Voici quelques questions et éclaircissements courants concernant les impacts potentiels de l'IA sur l'économie :

  • L'IA entraînera-t-elle un chômage de masse ? Le rapport suggère un déplacement important d'emplois, en particulier dans les rôles de cols blancs, entraînant une augmentation du chômage. Cependant, certains critiques pensent que l'économie est adaptable et que l'IA créera de nouveaux emplois, entraînant une restructuration des emplois plutôt qu'un chômage de masse.
  • Comment l'IA affectera-t-elle le marché hypothécaire ? Le rapport indique que la « spirale du déplacement de l'intelligence » pourrait saper le marché hypothécaire américain en érodant la stabilité des revenus des travailleurs cols blancs, entraînant une augmentation des retards de paiement dans les régions à forte concentration technologique et financière.
  • Quelles sont les réponses gouvernementales proposées ? Les propositions comprennent une « loi sur l'économie de transition » pour des transferts directs aux travailleurs déplacés, financée par des dépenses déficitaires et une taxe sur la puissance de calcul d'inférence de l'IA, ou une « loi sur la prospérité partagée de l'IA » pour créer une créance publique sur les rendements de l'infrastructure d'IA afin de financer les transferts aux ménages.
  • Le rapport est-il une prédiction définitive ? Non, le rapport est présenté comme une « expérience de pensée » et un « mémo macro de juin 2028 », lu en février 2026. Il décrit un scénario futur intensifié pour susciter un examen critique, et non une prévision définitive.

Conclusion

Le rapport « La crise mondiale de l'intelligence 2028 » dépeint une image sombre, bien que spéculative, d'un avenir piloté par l'IA où les hypothèses fondamentales de notre système économique actuel sont remises en question. Il décrit un monde où le bien le plus productif crée moins, et non plus, d'emplois, comme expliqué dans « La crise mondiale de l'intelligence ». L'intelligence humaine, historiquement l'intrant économique rare, est désormais remplaçable par une intelligence machine en rapide amélioration dans diverses tâches. Cela force une réévaluation douloureuse et désordonnée d'un système financier optimisé pour une autre époque.

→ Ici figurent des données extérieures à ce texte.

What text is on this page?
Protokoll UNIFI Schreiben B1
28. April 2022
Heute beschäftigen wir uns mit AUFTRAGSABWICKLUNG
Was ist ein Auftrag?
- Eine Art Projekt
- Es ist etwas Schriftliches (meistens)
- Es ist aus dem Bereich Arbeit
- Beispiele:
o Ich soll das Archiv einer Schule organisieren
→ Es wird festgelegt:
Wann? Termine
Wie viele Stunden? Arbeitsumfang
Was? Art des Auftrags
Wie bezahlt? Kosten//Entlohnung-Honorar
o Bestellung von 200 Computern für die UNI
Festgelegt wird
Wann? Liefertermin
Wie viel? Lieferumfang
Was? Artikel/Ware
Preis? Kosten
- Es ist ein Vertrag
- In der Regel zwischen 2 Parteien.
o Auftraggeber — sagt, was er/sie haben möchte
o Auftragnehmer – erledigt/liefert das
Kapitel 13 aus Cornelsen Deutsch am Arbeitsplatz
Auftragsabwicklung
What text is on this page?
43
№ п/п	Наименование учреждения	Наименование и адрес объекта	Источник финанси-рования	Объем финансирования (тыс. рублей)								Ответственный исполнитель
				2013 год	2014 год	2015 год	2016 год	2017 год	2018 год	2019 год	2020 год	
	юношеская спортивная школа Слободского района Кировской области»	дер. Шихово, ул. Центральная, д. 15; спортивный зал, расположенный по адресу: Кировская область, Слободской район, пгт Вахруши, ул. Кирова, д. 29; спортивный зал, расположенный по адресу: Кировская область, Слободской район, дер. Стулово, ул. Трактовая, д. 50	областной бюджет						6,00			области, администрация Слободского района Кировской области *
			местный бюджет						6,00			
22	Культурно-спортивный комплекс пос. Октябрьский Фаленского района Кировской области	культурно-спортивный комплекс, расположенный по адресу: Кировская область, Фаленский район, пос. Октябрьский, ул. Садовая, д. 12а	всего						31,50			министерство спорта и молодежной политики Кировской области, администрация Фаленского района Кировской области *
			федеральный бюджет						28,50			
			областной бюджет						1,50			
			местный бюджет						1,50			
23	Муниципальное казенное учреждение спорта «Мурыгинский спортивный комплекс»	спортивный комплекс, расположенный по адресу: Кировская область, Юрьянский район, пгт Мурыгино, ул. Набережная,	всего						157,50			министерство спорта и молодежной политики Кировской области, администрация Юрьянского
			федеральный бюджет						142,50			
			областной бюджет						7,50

le canari est toujours vivant
Citrini Research
Citrini Research
Auteur du rapport

Le rapport conclut que « le canari est toujours vivant », indiquant que la société a encore le temps d'agir de manière proactive. La question demeure de savoir si l'ingéniosité humaine collective peut exploiter cette technologie transformative pour résoudre les problèmes qu'elle crée, plutôt que de simplement s'y soumettre.